自分が、自分勝手な利益追求者になっていないか、絶対正義の罠に陥っていないかどうか。他の人の意見を聞くことで、相対的に自分の立ち位置がわかる気がします。僕がいろんな人の話を聞くようにしているのも、そういう理由なのかもしれないですね。
―― 自分が間違っているのではないかという検証や、間違っていたら直そうという行為は、自分がリスクを引き受ける、責任を負う態度でもあると。
自分の利益追求者ばかりにならないように、共有地には「秩序」が必要で。
秩序は、共有地の住人の共通認識から生まれるわけですが、その認識は、自分と相手が互いに理解し合うことで共有できると思うんです。
相手の価値観を受け入れることは面倒だしストレスも生じるけど、リスクをひとりひとりが少しづつ負うことで、共有地は豊かになっていくし、結果として自分にも、個人で追求するものよりも、もっと大きなリターンが返ってくる。

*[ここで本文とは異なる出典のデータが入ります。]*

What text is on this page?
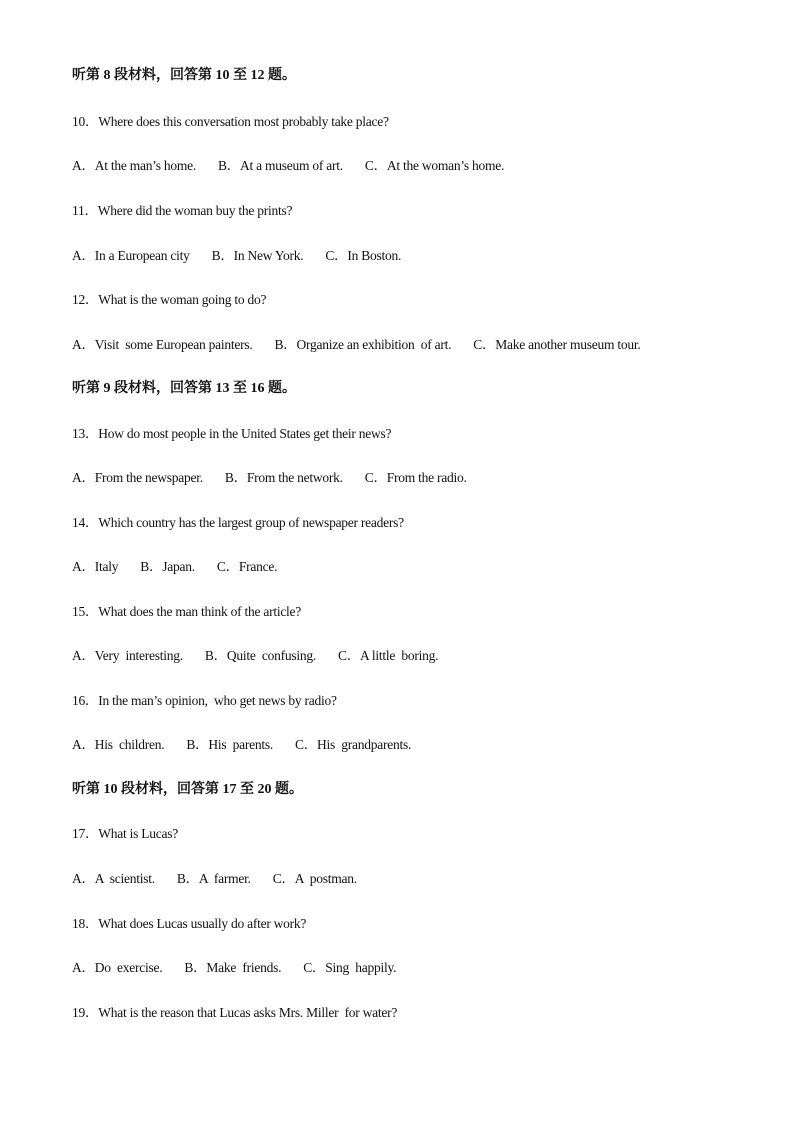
听第 8 段材料，回答第 10 至 12 题。
10．Where does this conversation most probably take place?
A．At the man’s home. B．At a museum of art. C．At the woman’s home.
11．Where did the woman buy the prints?
A．In a European city B．In New York. C．In Boston.
12．What is the woman going to do?
A．Visit  some European painters. B．Organize an exhibition  of art. C．Make another museum tour.
听第 9 段材料，回答第 13 至 16 题。
13．How do most people in the United States get their news?
A．From the newspaper. B．From the network. C．From the radio.
14．Which country has the largest group of newspaper readers?
A．Italy B．Japan. C．France.
15．What does the man think of the article?
A．Very  interesting. B．Quite  confusing. C．A little  boring.
16．In the man’s opinion,  who get news by radio?
A．His  children. B．His  parents. C．His  grandparents.
听第 10 段材料，回答第 17 至 20 题。
17．What is Lucas?
A．A  scientist. B．A  farmer. C．A  postman.
18．What does Lucas usually do after work?
A．Do  exercise. B．Make  friends. C．Sing  happily.
19．What is the reason that Lucas asks Mrs. Miller  for water?
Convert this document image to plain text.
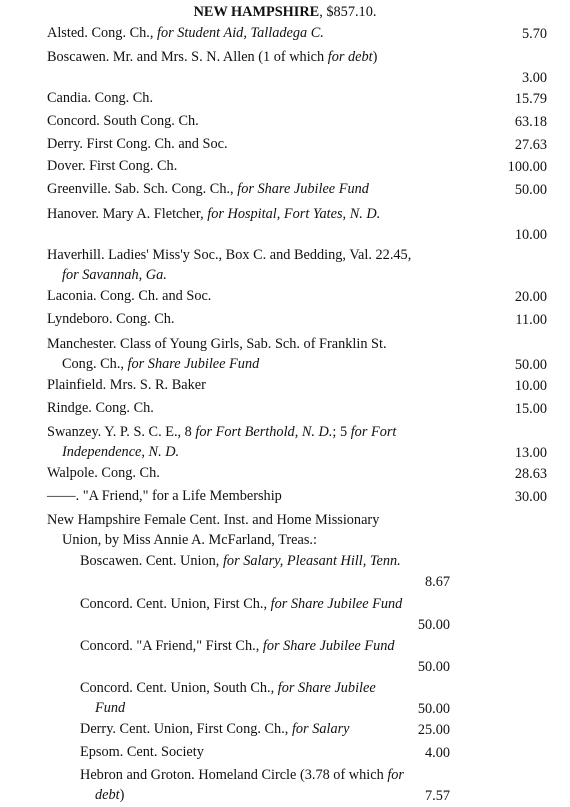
NEW HAMPSHIRE, $857.10.
Alsted. Cong. Ch., for Student Aid, Talladega C.	5.70
Boscawen. Mr. and Mrs. S. N. Allen (1 of which for debt)
3.00
Candia. Cong. Ch.	15.79
Concord. South Cong. Ch.	63.18
Derry. First Cong. Ch. and Soc.	27.63
Dover. First Cong. Ch.	100.00
Greenville. Sab. Sch. Cong. Ch., for Share Jubilee Fund	50.00
Hanover. Mary A. Fletcher, for Hospital, Fort Yates, N. D.
10.00
Haverhill. Ladies' Miss'y Soc., Box C. and Bedding, Val. 22.45, for Savannah, Ga.
Laconia. Cong. Ch. and Soc.	20.00
Lyndeboro. Cong. Ch.	11.00
Manchester. Class of Young Girls, Sab. Sch. of Franklin St. Cong. Ch., for Share Jubilee Fund	50.00
Plainfield. Mrs. S. R. Baker	10.00
Rindge. Cong. Ch.	15.00
Swanzey. Y. P. S. C. E., 8 for Fort Berthold, N. D.; 5 for Fort Independence, N. D.	13.00
Walpole. Cong. Ch.	28.63
——. "A Friend," for a Life Membership	30.00
New Hampshire Female Cent. Inst. and Home Missionary Union, by Miss Annie A. McFarland, Treas.:
Boscawen. Cent. Union, for Salary, Pleasant Hill, Tenn.
8.67
Concord. Cent. Union, First Ch., for Share Jubilee Fund
50.00
Concord. "A Friend," First Ch., for Share Jubilee Fund
50.00
Concord. Cent. Union, South Ch., for Share Jubilee Fund	50.00
Derry. Cent. Union, First Cong. Ch., for Salary	25.00
Epsom. Cent. Society	4.00
Hebron and Groton. Homeland Circle (3.78 of which for debt)	7.57
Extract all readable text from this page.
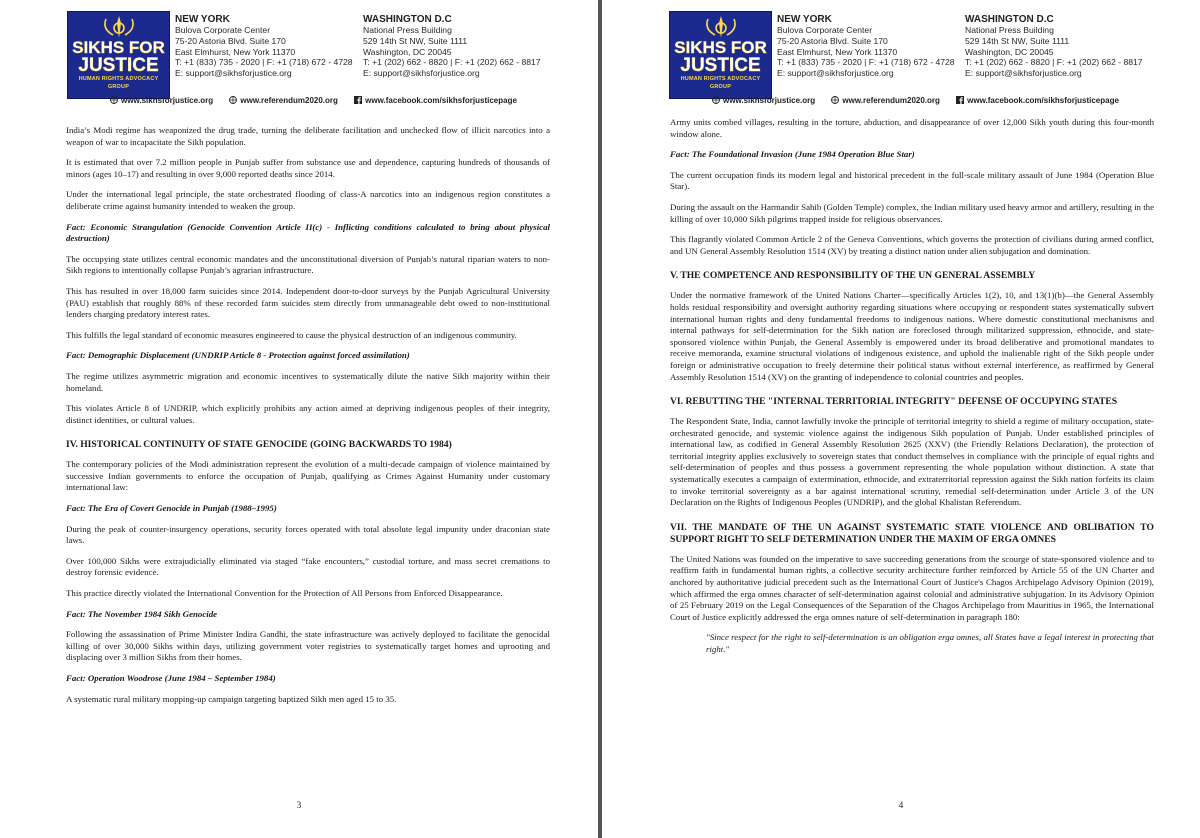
SIKHS FOR
JUSTICE
HUMAN RIGHTS ADVOCACY GROUP
NEW YORK
Bulova Corporate Center
75-20 Astoria Blvd. Suite 170
East Elmhurst, New York 11370
T: +1 (833) 735 - 2020 | F: +1 (718) 672 - 4728
E: support@sikhsforjustice.org
WASHINGTON D.C
National Press Building
529 14th St NW, Suite 1111
Washington, DC 20045
T: +1 (202) 662 - 8820 | F: +1 (202) 662 - 8817
E: support@sikhsforjustice.org
www.sikhsforjustice.org	www.referendum2020.org	www.facebook.com/sikhsforjusticepage

India’s Modi regime has weaponized the drug trade, turning the deliberate facilitation and unchecked flow of illicit narcotics into a weapon of war to incapacitate the Sikh population.

It is estimated that over 7.2 million people in Punjab suffer from substance use and dependence, capturing hundreds of thousands of minors (ages 10–17) and resulting in over 9,000 reported deaths since 2014.

Under the international legal principle, the state orchestrated flooding of class-A narcotics into an indigenous region constitutes a deliberate crime against humanity intended to weaken the group.

Fact: Economic Strangulation (Genocide Convention Article II(c) - Inflicting conditions calculated to bring about physical destruction)

The occupying state utilizes central economic mandates and the unconstitutional diversion of Punjab’s natural riparian waters to non-Sikh regions to intentionally collapse Punjab’s agrarian infrastructure.

This has resulted in over 18,000 farm suicides since 2014. Independent door-to-door surveys by the Punjab Agricultural University (PAU) establish that roughly 88% of these recorded farm suicides stem directly from unmanageable debt owed to non-institutional lenders charging predatory interest rates.

This fulfills the legal standard of economic measures engineered to cause the physical destruction of an indigenous community.

Fact: Demographic Displacement (UNDRIP Article 8 - Protection against forced assimilation)

The regime utilizes asymmetric migration and economic incentives to systematically dilute the native Sikh majority within their homeland.

This violates Article 8 of UNDRIP, which explicitly prohibits any action aimed at depriving indigenous peoples of their integrity, distinct identities, or cultural values.

IV. HISTORICAL CONTINUITY OF STATE GENOCIDE (GOING BACKWARDS TO 1984)

The contemporary policies of the Modi administration represent the evolution of a multi-decade campaign of violence maintained by successive Indian governments to enforce the occupation of Punjab, qualifying as Crimes Against Humanity under customary international law:

Fact: The Era of Covert Genocide in Punjab (1988–1995)

During the peak of counter-insurgency operations, security forces operated with total absolute legal impunity under draconian state laws.

Over 100,000 Sikhs were extrajudicially eliminated via staged “fake encounters,” custodial torture, and mass secret cremations to destroy forensic evidence.

This practice directly violated the International Convention for the Protection of All Persons from Enforced Disappearance.

Fact: The November 1984 Sikh Genocide

Following the assassination of Prime Minister Indira Gandhi, the state infrastructure was actively deployed to facilitate the genocidal killing of over 30,000 Sikhs within days, utilizing government voter registries to systematically target homes and uprooting and displacing over 3 million Sikhs from their homes.

Fact: Operation Woodrose (June 1984 – September 1984)

A systematic rural military mopping-up campaign targeting baptized Sikh men aged 15 to 35.

3
SIKHS FOR
JUSTICE
HUMAN RIGHTS ADVOCACY GROUP
NEW YORK
Bulova Corporate Center
75-20 Astoria Blvd. Suite 170
East Elmhurst, New York 11370
T: +1 (833) 735 - 2020 | F: +1 (718) 672 - 4728
E: support@sikhsforjustice.org
WASHINGTON D.C
National Press Building
529 14th St NW, Suite 1111
Washington, DC 20045
T: +1 (202) 662 - 8820 | F: +1 (202) 662 - 8817
E: support@sikhsforjustice.org
www.sikhsforjustice.org	www.referendum2020.org	www.facebook.com/sikhsforjusticepage

Army units combed villages, resulting in the torture, abduction, and disappearance of over 12,000 Sikh youth during this four-month window alone.

Fact: The Foundational Invasion (June 1984 Operation Blue Star)

The current occupation finds its modern legal and historical precedent in the full-scale military assault of June 1984 (Operation Blue Star).

During the assault on the Harmandir Sahib (Golden Temple) complex, the Indian military used heavy armor and artillery, resulting in the killing of over 10,000 Sikh pilgrims trapped inside for religious observances.

This flagrantly violated Common Article 2 of the Geneva Conventions, which governs the protection of civilians during armed conflict, and UN General Assembly Resolution 1514 (XV) by treating a distinct nation under alien subjugation and domination.

V. THE COMPETENCE AND RESPONSIBILITY OF THE UN GENERAL ASSEMBLY

Under the normative framework of the United Nations Charter—specifically Articles 1(2), 10, and 13(1)(b)—the General Assembly holds residual responsibility and oversight authority regarding situations where occupying or respondent states systematically subvert international human rights and deny fundamental freedoms to indigenous nations. Where domestic constitutional mechanisms and internal pathways for self-determination for the Sikh nation are foreclosed through militarized suppression, ethnocide, and state-sponsored violence within Punjab, the General Assembly is empowered under its broad deliberative and promotional mandates to receive memoranda, examine structural violations of indigenous existence, and uphold the inalienable right of the Sikh people under foreign or administrative occupation to freely determine their political status without external interference, as reaffirmed by General Assembly Resolution 1514 (XV) on the granting of independence to colonial countries and peoples.

VI. REBUTTING THE "INTERNAL TERRITORIAL INTEGRITY" DEFENSE OF OCCUPYING STATES

The Respondent State, India, cannot lawfully invoke the principle of territorial integrity to shield a regime of military occupation, state-orchestrated genocide, and systemic violence against the indigenous Sikh population of Punjab. Under established principles of international law, as codified in General Assembly Resolution 2625 (XXV) (the Friendly Relations Declaration), the protection of territorial integrity applies exclusively to sovereign states that conduct themselves in compliance with the principle of equal rights and self-determination of peoples and thus possess a government representing the whole population without distinction. A state that systematically executes a campaign of extermination, ethnocide, and extraterritorial repression against the Sikh nation forfeits its claim to invoke territorial sovereignty as a bar against international scrutiny, remedial self-determination under Article 3 of the UN Declaration on the Rights of Indigenous Peoples (UNDRIP), and the global Khalistan Referendum.

VII. THE MANDATE OF THE UN AGAINST SYSTEMATIC STATE VIOLENCE AND OBLIBATION TO SUPPORT RIGHT TO SELF DETERMINATION UNDER THE MAXIM OF ERGA OMNES

The United Nations was founded on the imperative to save succeeding generations from the scourge of state-sponsored violence and to reaffirm faith in fundamental human rights, a collective security architecture further reinforced by Article 55 of the UN Charter and anchored by authoritative judicial precedent such as the International Court of Justice's Chagos Archipelago Advisory Opinion (2019), which affirmed the erga omnes character of self-determination against colonial and administrative subjugation. In its Advisory Opinion of 25 February 2019 on the Legal Consequences of the Separation of the Chagos Archipelago from Mauritius in 1965, the International Court of Justice explicitly addressed the erga omnes nature of self-determination in paragraph 180:

"Since respect for the right to self-determination is an obligation erga omnes, all States have a legal interest in protecting that right."
4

みんなが同じ場を共有しているんだから、自分の利益だけ求めるのではなくて、自分でもリスクを背負って、他人の価値観も容認しながら、みんなで手をつないで生きていこうよというのが僕の理想なんですよ。
手を繋ぐことはできるか
―― そういう人たちが増えれば、「こんなやつと手を繋ぎたくないよ」ということはなくなるでしょうか。
なくならないんじゃないですかね(笑)。
―― なくならない?
それはだって、言っている僕自身が常に、「自分がそうなればいいのになぁ」と言いながら、ならないですからね。
だから「ダブルオー」も、主人公たちが(ガンダムという)武力で戦争を根絶しようとする、矛盾した設定になっているんですね。武力で平和をもたらそうというのは、彼ら自身も、矛盾した行いだとわかっているわけです。強大な武力を持ちながらも自分の無力さに気づく、というお話でもありますしね。
でも、若い人たちにこうしたシミュレーションを見てもらって、自分の周りのことを考えるきっかけになれば、この作品を作った意味は僕的にはあるわけです。
……だってどう考えても、この(武力介入という)やり方だと平和は来ないと思うんですよ(笑)。
その欲望を、否定する
―― そうしますと、主人公たちはいわゆる「ヒーロー」にはなれませんよね。だとしたら、お話を見ている人たちのいろいろな「欲望」の落ち着け先はどうなるのでしょうか。
完全無敵のヒーローは成立しません。しちゃいけないんですよ。
マイスター(ガンダムの操縦者)たちが、だんだんと何かを成し遂げる。でも、成し遂げたけれど、その先はどうなるの? みたいな終わり方になると思いますね。だってほら、世界って変わらないじゃないですか。
「これが彼らが変えた世界です」なんて提示してしまうと、誰かすごいヒーローがいれば問題は解決するというふうにとらえられてしまう。それはリアルじゃないし、真実ではないですから。
でも、ガンダムマイスターたちが努力して成し遂げて変わった部分、「世界の中でこのぐらいのことは起こるでしょう」というものは提示します。そこは、ちゃんと見せてあげたいなとは思いますね。
スーパーヒーローの奇跡の力ではなく、大勢の人々の、世界の規模からしたら小さくしか見えないような働きかけが、少しづつ連鎖して世界を変えていく、それでいいんだと思います。
作品を見ている人が「じゃあ、こういうすごいヤツがいればいいんだな」と言って、物語の本をパタンと閉じてしまうのではだめなんですよ。一人一人が、自分自身がリスクを取ってそうならなきゃいけない。「すげえよ、ガンダムマイスター」で終わっちゃいけないんですよ、この作品は。